Back to one little detail. That article mentioned that of course we aren't seeing any people who suddenly disappear because their past changed, so obviously that isn't happening. I wouldn't be so fast on that. OK, forks might happen in the past that lead to different realities. But this reality might also change. It is just that everything in it is connected and relatively consistent with each other. Remember, it is a 4 or more dimensional "object". So, if somebody succeeds in changing something about it, everything connected to it changes. Like, the whole history of why things are the way they are, and everybody's memories of what happened, which explains things. And that is probably hard, because there's a lot of inertia, and a whole lot of things to change.
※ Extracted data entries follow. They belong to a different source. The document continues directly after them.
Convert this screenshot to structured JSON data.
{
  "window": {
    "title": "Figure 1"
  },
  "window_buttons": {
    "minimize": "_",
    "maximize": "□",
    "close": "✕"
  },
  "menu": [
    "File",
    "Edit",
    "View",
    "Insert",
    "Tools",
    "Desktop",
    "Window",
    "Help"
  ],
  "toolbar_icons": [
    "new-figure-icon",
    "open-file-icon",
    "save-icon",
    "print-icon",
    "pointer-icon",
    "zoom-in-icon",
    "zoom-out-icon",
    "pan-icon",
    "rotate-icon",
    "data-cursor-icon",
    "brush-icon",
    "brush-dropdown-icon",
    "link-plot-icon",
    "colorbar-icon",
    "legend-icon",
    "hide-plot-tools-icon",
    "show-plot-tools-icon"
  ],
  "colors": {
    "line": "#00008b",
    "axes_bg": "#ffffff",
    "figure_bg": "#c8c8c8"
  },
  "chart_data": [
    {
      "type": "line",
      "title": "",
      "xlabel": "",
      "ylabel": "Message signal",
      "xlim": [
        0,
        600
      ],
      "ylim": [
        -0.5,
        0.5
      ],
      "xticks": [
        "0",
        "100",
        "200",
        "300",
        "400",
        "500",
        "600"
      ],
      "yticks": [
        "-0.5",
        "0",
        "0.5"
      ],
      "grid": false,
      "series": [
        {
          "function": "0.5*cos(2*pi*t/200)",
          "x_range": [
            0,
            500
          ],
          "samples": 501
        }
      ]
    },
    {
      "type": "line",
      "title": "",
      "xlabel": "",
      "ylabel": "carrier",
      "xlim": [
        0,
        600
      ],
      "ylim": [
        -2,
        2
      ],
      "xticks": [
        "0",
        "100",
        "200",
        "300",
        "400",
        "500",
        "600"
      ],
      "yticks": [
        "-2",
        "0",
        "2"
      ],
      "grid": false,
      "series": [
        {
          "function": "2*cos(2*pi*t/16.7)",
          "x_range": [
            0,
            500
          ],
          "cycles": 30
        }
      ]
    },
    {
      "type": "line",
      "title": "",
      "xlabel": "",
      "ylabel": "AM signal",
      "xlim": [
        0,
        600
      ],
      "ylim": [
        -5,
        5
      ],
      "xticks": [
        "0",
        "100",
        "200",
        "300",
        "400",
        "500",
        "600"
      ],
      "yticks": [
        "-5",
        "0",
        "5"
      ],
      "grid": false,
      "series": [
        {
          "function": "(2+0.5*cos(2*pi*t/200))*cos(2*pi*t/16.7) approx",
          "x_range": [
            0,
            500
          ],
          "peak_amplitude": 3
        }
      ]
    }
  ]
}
But probably possible, if enough energy is exerted. So if your neighbor across the street got written out of the story, it wouldn't be that his house suddenly, poof, evaporates, and everybody stands there wondering what happened to him. No, you'd be quite sure that there had never been a house on that lot, and you'd have no recollection of anybody with that name, and it would all be very logical, and everybody could confirm each other's stories. I'd say that stuff like that probably happens once in a while, but you most likely wouldn't have noticed, except for maybe an odd feeling that something was off, which you couldn't put your finger on. If you rely only on your perceptions and your memories, nothing would reveal that anything changed, because they would have changed at the same time.
I have little doubt that we'll figure it all out eventually, and that there's somebody somewhere who already can travel freely in time and space. See, it doesn't matter if it takes a million years to develop the technology, because that's just "right over there" in spacetime. And it is probably unavoidable that the spacetime multiverse becomes one big subway system, if it isn't already.